Change is afoot in John Rebus' life. After spending 22 books in his upstairs apartment, Rebus relocates to the ground floor. Before he can get the chance to settle in and get a good brood on, he is called away to Tongue, where his daughter is suspected in the disappearance of her partner. On the home front, Siobhan Clarke teams up with straight shooter Malcolm Fox to investigate the murder of a Saudi princeling, but Fox may be getting too cosy with "Big Ger” Cafferty.

Rebus has been in some form of retirement for approximately seven books now and is a somewhat ailing old man, so it's no surprise that Rankin had to make it personal this time. Samantha Rebus has never been much of a character in Rebus' orbit, by design: his focus has always been on the job to the exclusion of almost all others. She was introduced as essentially a prop in Hide & Seek, back when Rankin's tastes in murder, mayhem, and crime were decidedly more Catholic, and since then she's had little more than a walk on role. When Rankin gives himself a chance to flesh out the character, we realise that she's not that nice herself — stubborn as her father and, frankly, a murder suspect. 

Still, given that Rebus has a new apartment, a dog that he is devoted to, and is finally starting to take his health seriously, Rankin is taking another step towards softening the man by making him have to demonstrate care for his family. It's not an unwelcome development, and there's definitely room in his life for more human connections. It is clear that Rebus can't be directly involved in police work much longer — he's not a million years old, but you can hear him creaking as you turn the pages — so it is curious to see what Rankin can do without explicitly putting him completely out to pasture.

In a Rebus book, the murderer is not always someone who was a prime suspect or a vocal presence, and that's quite all right: Rankin has always been good at the reality of detective work leading to mundane but reasonable conclusions (with the obvious except of Tooth & Nail, which has the most memorably ludicrous "eureka” moment in Rebus history). The Tongue section of A Song for the Dark Times is neatly constructed, and the people there are quite literally accommodating.

Which brings the reader to the actual paid police work. Siobhan's case is rather more standard than Rebus', which means that the enjoyment derived is entire from the way that the ensemble handles it. Siobhan is grating against a professional ceiling that may have been placed there for her by Rebus, and she and Rankin both continue to be ambivalent towards Malcolm Fox, who may be in over his head. Most curious about this instalment is that Cafferty does not interact with Rebus at all, instead choosing those who might be more useful to him.

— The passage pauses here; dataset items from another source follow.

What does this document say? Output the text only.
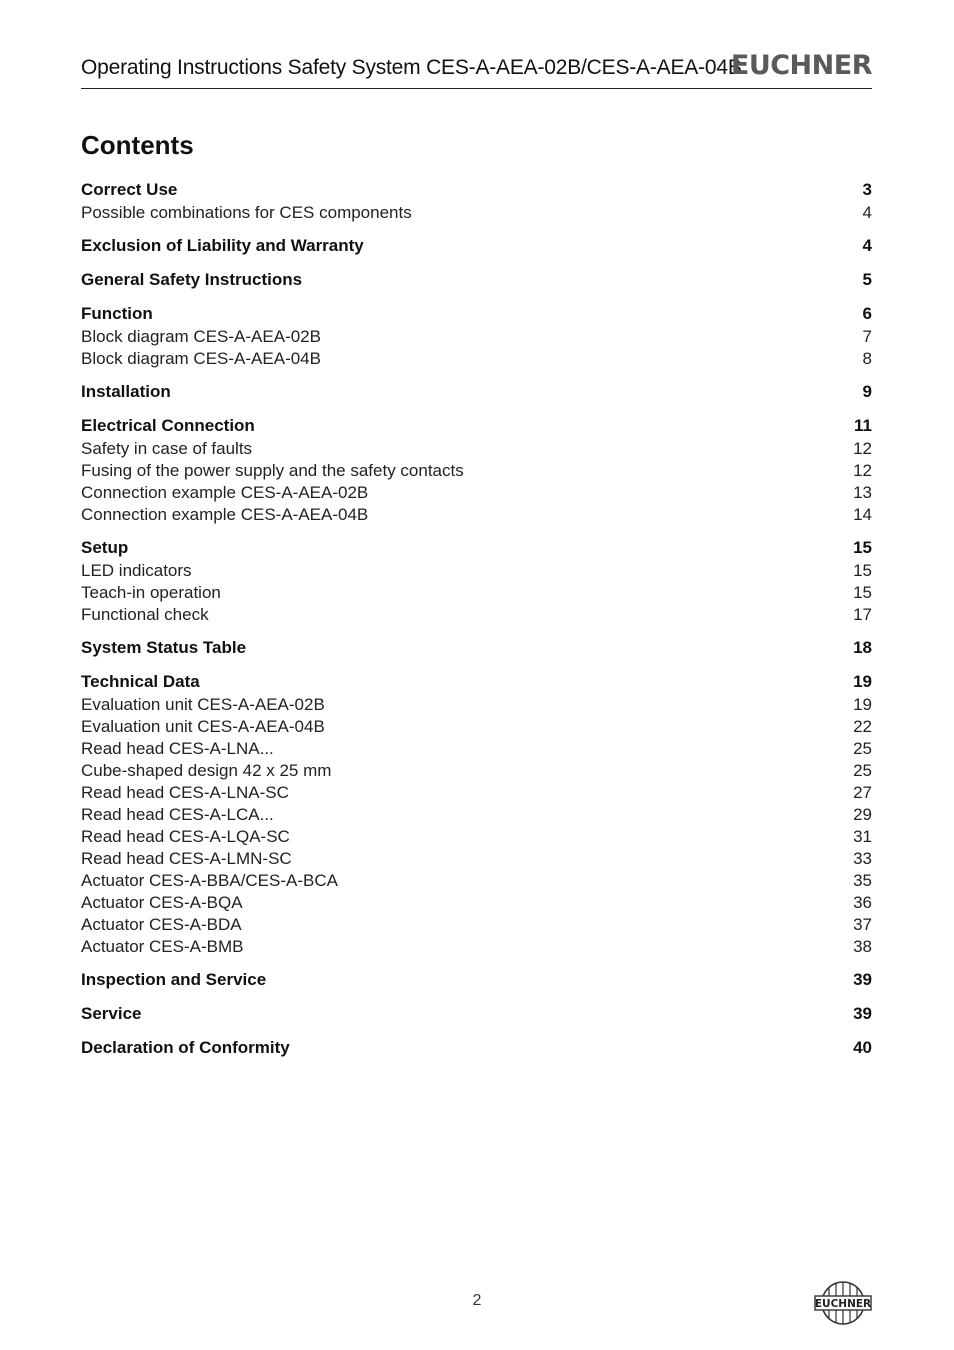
Operating Instructions Safety System CES-A-AEA-02B/CES-A-AEA-04B
EUCHNER
Contents
Correct Use	3
Possible combinations for CES components	4
Exclusion of Liability and Warranty	4
General Safety Instructions	5
Function	6
Block diagram CES-A-AEA-02B	7
Block diagram CES-A-AEA-04B	8
Installation	9
Electrical Connection	11
Safety in case of faults	12
Fusing of the power supply and the safety contacts	12
Connection example CES-A-AEA-02B	13
Connection example CES-A-AEA-04B	14
Setup	15
LED indicators	15
Teach-in operation	15
Functional check	17
System Status Table	18
Technical Data	19
Evaluation unit CES-A-AEA-02B	19
Evaluation unit CES-A-AEA-04B	22
Read head CES-A-LNA...	25
Cube-shaped design 42 x 25 mm	25
Read head CES-A-LNA-SC	27
Read head CES-A-LCA...	29
Read head CES-A-LQA-SC	31
Read head CES-A-LMN-SC	33
Actuator CES-A-BBA/CES-A-BCA	35
Actuator CES-A-BQA	36
Actuator CES-A-BDA	37
Actuator CES-A-BMB	38
Inspection and Service	39
Service	39
Declaration of Conformity	40
2	EUCHNER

Ever since Cafferty "died” in Exit Music, he has provided an interesting through line for the series that was lacking before; Rankin doesn't resolve his story here, but tantalises nonetheless.

The most disappointing moment in A Song for the Dark Times is Siobhan's fault rather than Rankin's: charged with the care of Brillo, Rebus' dog, she drives him to a nightclub and leaves him in the car with the window cracked while conducting an interview. Even on a dark and cold Edinburgh night, it's still not on. That's the worst that one can say about the book (for those concerned, Brillo emerges from these pages unharmed).

One does not have to have read the entire 23 volume Rebuscycle to enjoy A Song for the Dark Times, although it would help. Like the best detective fiction, Ian Rankin gives us a hard-headed detective and gives him something to gnaw at until he comes out with something approximating a solution. With superb character work, a side of UK history rarely explored in popular fiction and, as always, the promise of more, A Song for the Dark Times is an exemplar of both Rebusand crime novels alike. A deadly combination.